We have integrated the predicted v-g pairs from PCAWG, if you don't input the pairs, the program will use the integrated data. Please uncompress the integrated data before using them.

# Run the bash script with commandline
gunzip ./data/SNP_G/*
gunzip ./data/SV_G/*
gunzip ./data/ICT_G/*

Parameters

--tissue (required), type="character", default=NULL. Calculate 3dToFunc scores for a specific tissue. If no tissue provided, all the tissues will be calculated by default.

--hic_mutant (required), type="character", default=NULL. The path of cancer/mutant hic matrix in .hic format. This file is required.

--hic_control (required), type="character", default=NULL. The path of normal/control hic matrix in .hic format. This file is required.

--variants (required), type="character", default="SNP". The type of variants to calculate, please input SV, SNP or ICT. If no input provided, SNP will be calculated by default.

--expr_mutant (optional), type="character", default="icgc_db". The path of cancer/mutant RNA-seq expression, in which gene and counts were seperated by tab. If no file provided, the cancer expression data from icgc will be used.

--expr_control (optional), type="character", default="gtex_db". The path of normal/control RNA-seq expression, in which gene and counts were seperated by tab. If no file provided, the normal expression data from gtex will be used.

--pair (optional), type="character", default="pair_db". The path of variant-gene pair in .txt format, seperated by tab. If no file provided, the predicted v-g pair from PCAWG will be used.

--extend (optional), type="integer", default="5". The fold of length for extending variant-gene pair to calculate the flexible IF. The fold of 5 will be set by default.

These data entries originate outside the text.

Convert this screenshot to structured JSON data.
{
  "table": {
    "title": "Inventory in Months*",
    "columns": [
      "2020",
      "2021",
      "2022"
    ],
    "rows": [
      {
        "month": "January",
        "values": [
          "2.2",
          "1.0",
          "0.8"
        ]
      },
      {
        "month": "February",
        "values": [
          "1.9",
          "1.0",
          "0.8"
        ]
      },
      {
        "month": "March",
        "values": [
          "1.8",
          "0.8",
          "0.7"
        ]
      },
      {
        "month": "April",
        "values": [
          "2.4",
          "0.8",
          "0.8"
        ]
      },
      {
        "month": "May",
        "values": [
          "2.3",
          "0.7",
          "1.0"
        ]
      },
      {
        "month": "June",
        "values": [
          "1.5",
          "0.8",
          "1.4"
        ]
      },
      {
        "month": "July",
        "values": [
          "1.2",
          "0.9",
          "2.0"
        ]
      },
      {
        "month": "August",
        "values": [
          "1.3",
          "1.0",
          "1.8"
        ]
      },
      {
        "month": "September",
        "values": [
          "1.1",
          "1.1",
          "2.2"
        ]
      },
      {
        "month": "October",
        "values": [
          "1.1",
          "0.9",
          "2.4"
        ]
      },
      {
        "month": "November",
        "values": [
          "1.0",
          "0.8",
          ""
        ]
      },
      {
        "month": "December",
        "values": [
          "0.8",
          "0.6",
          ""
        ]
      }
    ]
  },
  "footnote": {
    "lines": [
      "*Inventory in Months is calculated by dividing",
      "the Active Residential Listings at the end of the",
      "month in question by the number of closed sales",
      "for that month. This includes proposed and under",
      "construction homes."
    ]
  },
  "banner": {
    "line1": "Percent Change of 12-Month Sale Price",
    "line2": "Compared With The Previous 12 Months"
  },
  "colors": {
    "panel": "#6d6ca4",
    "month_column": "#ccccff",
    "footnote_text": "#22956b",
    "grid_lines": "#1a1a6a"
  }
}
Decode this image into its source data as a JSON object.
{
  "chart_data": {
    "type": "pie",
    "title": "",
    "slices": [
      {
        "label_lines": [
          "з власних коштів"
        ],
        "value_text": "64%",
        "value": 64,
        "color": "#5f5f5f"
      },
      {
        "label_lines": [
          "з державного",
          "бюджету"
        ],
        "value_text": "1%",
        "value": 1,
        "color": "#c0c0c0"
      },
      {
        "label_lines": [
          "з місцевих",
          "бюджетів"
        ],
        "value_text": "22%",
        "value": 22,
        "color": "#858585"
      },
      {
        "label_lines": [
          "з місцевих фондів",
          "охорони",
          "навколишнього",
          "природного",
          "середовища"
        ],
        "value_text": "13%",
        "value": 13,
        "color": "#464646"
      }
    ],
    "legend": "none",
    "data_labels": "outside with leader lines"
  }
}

--out_dir (optional), type="character", default="../". The fold of length for extending variant-gene pair to calculate the flexible IF. The fold of 5 will be set by default.

Example usage

Calculate the 3dToFunc scores for cardiovescular disease

  1. Download the example mutant and control .hic file
wget https://www.ncbi.nlm.nih.gov/geo/download/?acc=GSM3262966&format=file&file=GSM3262966%5FD80%5FHiC%5FRep1%2Ehic -O cardiovescular_mut_hic.hic
wget https://www.ncbi.nlm.nih.gov/geo/download/?acc=GSM3262956&format=file&file=GSM3262956%5FD00%5FHiC%5FRep1%2Ehic -O cardiovescular_ctl_hic.hic
  1. Download the example mutant and control expression file
wget https://data.cyverse.org/dav-anon/iplant/home/litang/3dToFunc/RNA_id_D80_2_rpkm.txt -O cardiovescular_mut_exp.txt
wget https://data.cyverse.org/dav-anon/iplant/home/litang/3dToFunc/RNA_id_D0_2_rpkm.txt -O cardiovescular_ctl_exp.txt
  1. Download the SNP-gene pair file
wget https://data.cyverse.org/dav-anon/iplant/home/litang/3dToFunc/GTEx_ge_heart_merge_2.txt -O cardiovescular_snp_gene.txt
  1. Run the 3dToFunc.R script
cd /directory_of_3dToFunc/source/
Rscript --vanilla 3dToFunc.R --tissue heart --hic_mutant cardiovescular_mut_hic.hic  --hic_control cardiovescular_ctl_hic.hic --expr_mutant cardiovescular_mut_exp.txt --expr_control cardiovescular_ctl_exp.txt --variants SNP --pair cardiovescular_snp_gene.txt --out_dir ../

The output file "3dToFunc_output.txt" will be saved in the directory of 3dToFunc.